Funding also contributed to the delay. Sensiotec was founded just as the financial crisis in the United States was deepening and the country was sinking into the Great Recession. “I started the company in 2008, and 2008 was not a good year in the financial markets,” Arkin says. “Capital was an issue, and that slowed our development.”
To date, the company has raised around $4.5 million, including a series A round last year that brought in nearly $2 million. but Arkin says he and some of Sensiotec’s employees had to reach into their own packets initially to keep the company afloat. “Until 2013, we were basically bootstrapping operations,” he says. “By 2013 we advanced our development to a point that we had something that was really sexy, and we understood the market better and figured out how it could fit in.”

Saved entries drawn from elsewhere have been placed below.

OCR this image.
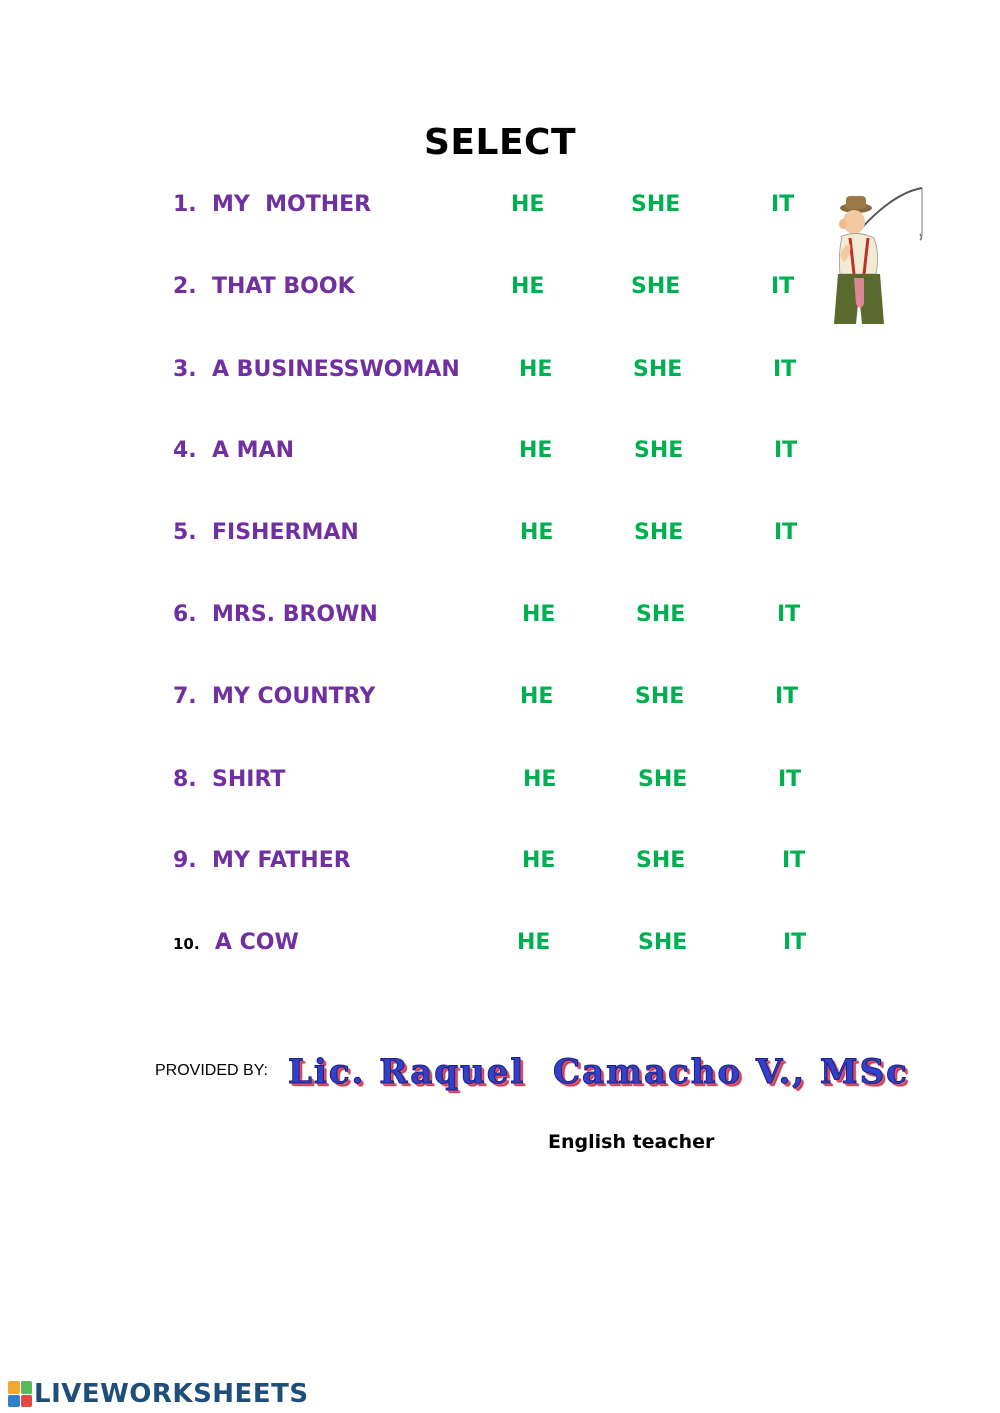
SELECT
1. MY  MOTHER	HE	SHE	IT
2. THAT BOOK	HE	SHE	IT
3. A BUSINESSWOMAN	HE	SHE	IT
4. A MAN	HE	SHE	IT
5. FISHERMAN	HE	SHE	IT
6. MRS. BROWN	HE	SHE	IT
7. MY COUNTRY	HE	SHE	IT
8. SHIRT	HE	SHE	IT
9. MY FATHER	HE	SHE	IT
10. A COW	HE	SHE	IT
PROVIDED BY: Lic. Raquel  Camacho V., MSc
English teacher
LIVEWORKSHEETS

Though the Virtual Medical Assistant hasn’t yet launched commercially, Arkin says three clients—a 500-bed level I trauma center, one of the largest hospital burn units in the United States, and a nursing home operator—are piloting the technology. Sensiotec plans to initially target hospitals, but Arkin says the company is also in discussions to bring the Virtual Medical Assistant to more skilled nursing facilities and even patients’ homes.
You can see the Virtual Medical Assistant in action later this month at the Healthcare Information and Management Systems Society Annual Conference and Exhibition in Orlando, FL, where it will be on display in the Intelligent Hospital Pavillion’s step-down room and Intelligent Health Home.
—Jamie Hartford, managing editor, MD+DI
Correction: An earlier version of this story incorrectly stated that the electronic pulses generated by the sensor panel are streamed via a ZigBee mesh network. In fact, the pulses can be streamed via any wireless network.